If you are reading this you are probably interested in studying in Europe, or more specifically to study in Malta. So if you want to know more about what’s going on in the island here is a review of Malta’s 2021 highlights. These are some of the main events that happened in Malta during last year.


Nowadays Covid is in everyone’s lips. This virus has become one of the main characters in everyone's life. This last year started with rising cases after the Christmas season was over and relatively light measures.

In March, the non-essential shops had to close and teachers had to continue their classes online. It was only after a sustained vaccination campaign that Malta started to reach a kind of a new normal state and we even reached herd immunity at the start of the summer with the mask rule being relaxed on July 1st.

But things started to get worse after the summer and during this past Christmas season with the new Omicron variant as in most parts of the world. With new restrictions like mandatory masks in outdoor and indoor spaces.

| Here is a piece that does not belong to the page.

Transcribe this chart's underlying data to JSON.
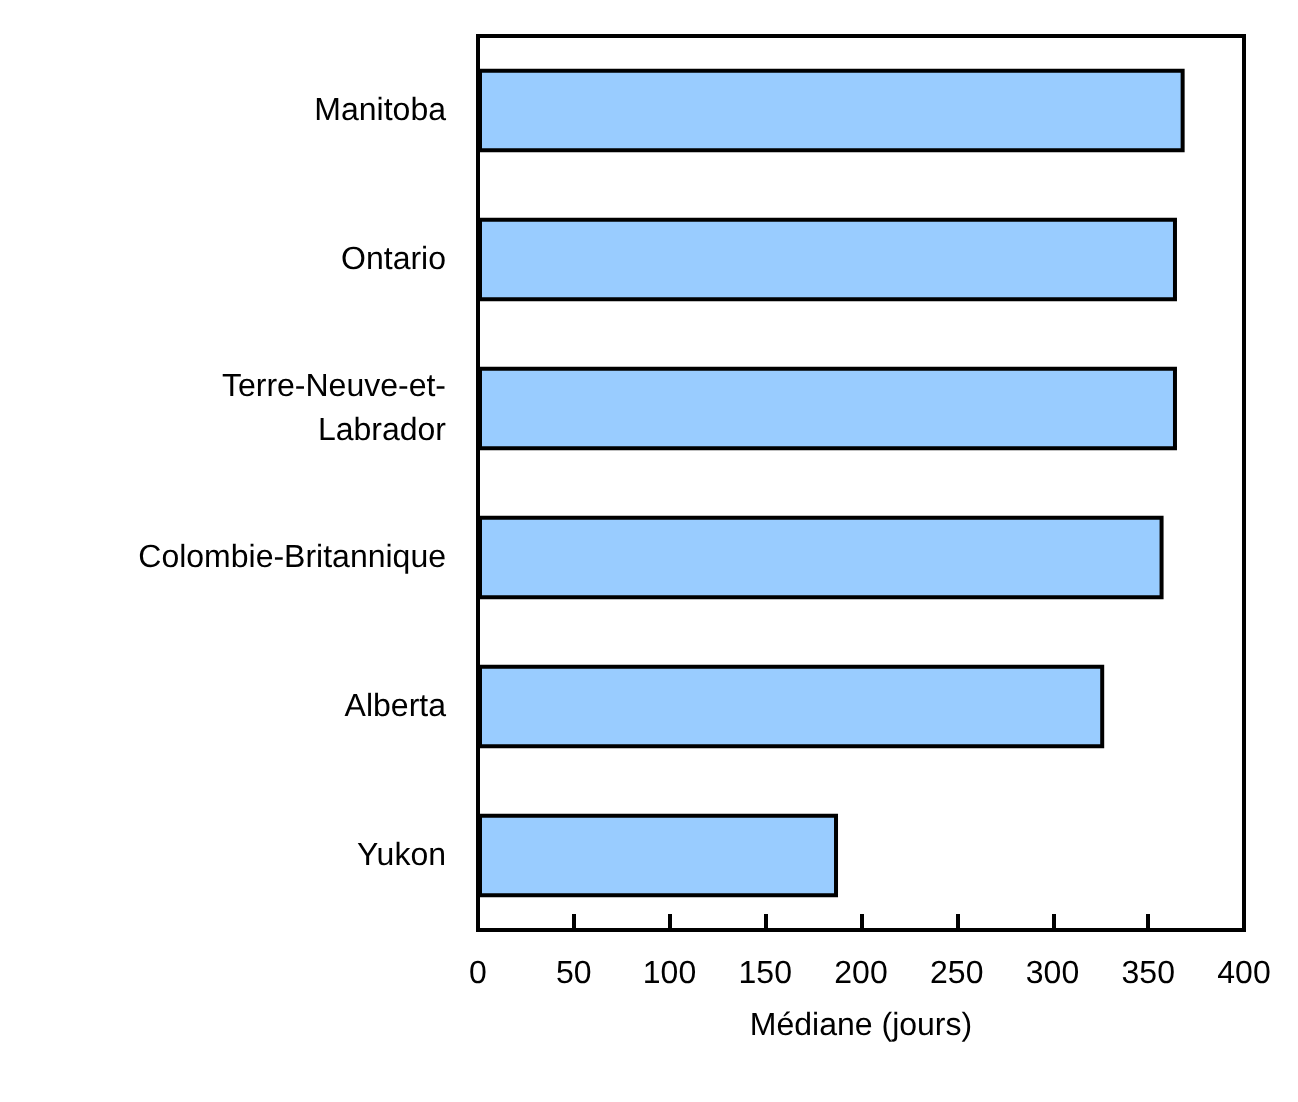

However and luckily, many people are getting the booster and new cases are slowly decreasing in the island. At the end of the year Malta had the fourth-highest booster rate among European Union members, according to the latest figures from the European Centre for Disease Control.


Some of the highlights of this past year in Malta’s parliament have been headlines such as:

“Gender corrective mechanism to become law as parliament votes in favour of bill”. This is a corrective mechanism to ensure gender parity in parliament that will become law in time for the next election. The mechanism hopes to pave the way for more women to become MPs.